Why this test change and the others like it?

test/CodeGen/AMDGPU/uniform-cfg.ll
362 ↗(On Diff #46051)

I think there should be a test where an icmp is the branch condition in a different block (there might be on here that I missed). One with the icmp used as the local branch's condition and another block's as well.

There are a few other perverse cases that might be nice to test, like branch condition on inline asm output.

mareko added a subscriber: mareko.Jan 27 2016, 3:10 AM

Is it this hardware bug handled properly?

Description: VCCZ bit corrupted by SMRD
Scope: SI+CI
Solution: Anytime a Scalar Memory read is issued, the shader compiler must assume that VCCZ is no longer valid AND cannot be loaded with a new value until all of the scalar memory reads have completed and returned their data, as guaranteed by inserting an S_WAITCNT LGKM_CNT(0) before issuing an instruction which updates VCCZ.

tstellarAMD marked 8 inline comments as done.Jan 29 2016, 9:11 AM
tstellarAMD added inline comments.
lib/Target/AMDGPU/SIFixSGPRLiveRanges.cpp
115 ↗(On Diff #46051)

You mean the assert should be inside the branch?

lib/Target/AMDGPU/SIInstrInfo.cpp
2924–2925 ↗(On Diff #46051)

If we don't limit this to branch instructions, then any instructions in the block which read scc will be moved to VALU, which we don't want.

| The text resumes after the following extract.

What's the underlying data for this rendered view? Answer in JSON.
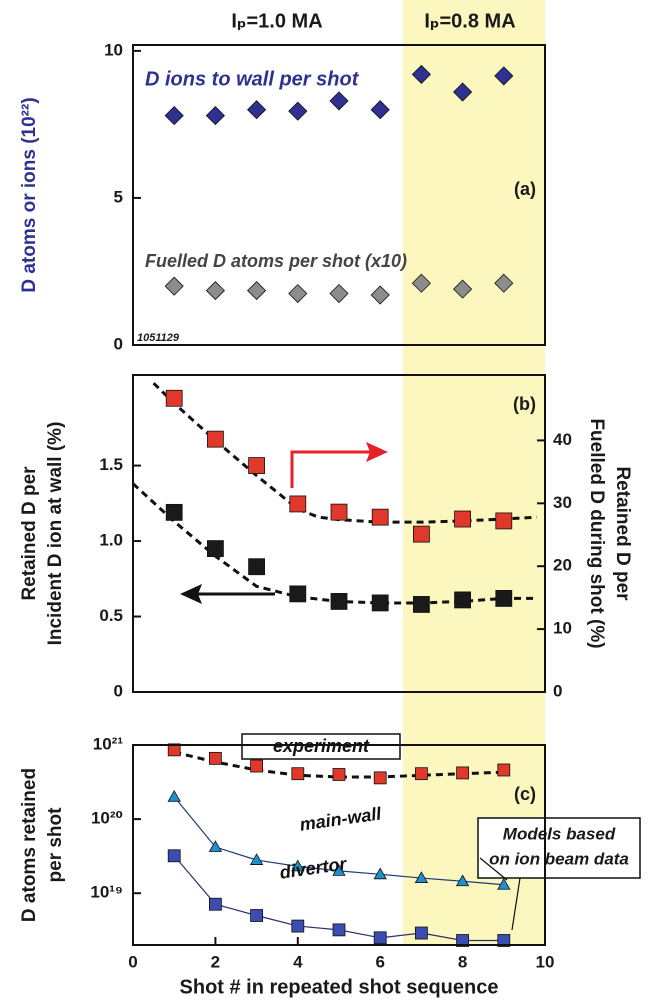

For most instructions the decision to move them to the VALU is based on explicit uses. This function needs to handle the cases where changing and implicit uses would force the instruction to go to the VALU.

test/CodeGen/AMDGPU/si-annotate-cf.ll
43–46 ↗(On Diff #46051)

Most of the tests with branching assume divergent branches, but with these changes most branches are uniform, so I forced branches to be divergent in places where the test assumes divergence.

arsenm added inline comments.Jan 29 2016, 9:08 PM
lib/Target/AMDGPU/SIFixSGPRLiveRanges.cpp
115 ↗(On Diff #46051)

Actually since this is from getFirstTerminator, I think the MachineVerifier would already catch this so it's not important

lib/Target/AMDGPU/SIInstrInfo.cpp
2924–2925 ↗(On Diff #46051)

But if the SCC def instruction was moved, any non-branch users would also need to be moved. We don't want all SCC users, just the ones until the next SCC def which is what this loop does. I don't think being implicit avoids the problem of needing to move the users.

Also I think this function should be only called for isDef() below. I think this works because the def check is still done for the original def instruction, but is more work to follow. This will end up getting called twice if you happen to have an addc to branch on overflow which has both a use and a def, and it will end up moving more instructions from the use.

The loop should also probably start at SCCDefInst + 1 also.

tstellarAMD marked 7 inline comments as done.Feb 5 2016, 4:12 PM
arsenm added a comment.Feb 5 2016, 4:45 PM

Did you mean to attach a new patch?

tstellarAMD edited edge metadata.

Clean-up moving SCC users to VALU.

arsenm accepted this revision.Feb 9 2016, 3:24 PM
arsenm edited edge metadata.

LGTM

This revision is now accepted and ready to land.Feb 9 2016, 3:24 PM
This revision was automatically updated to reflect the committed changes.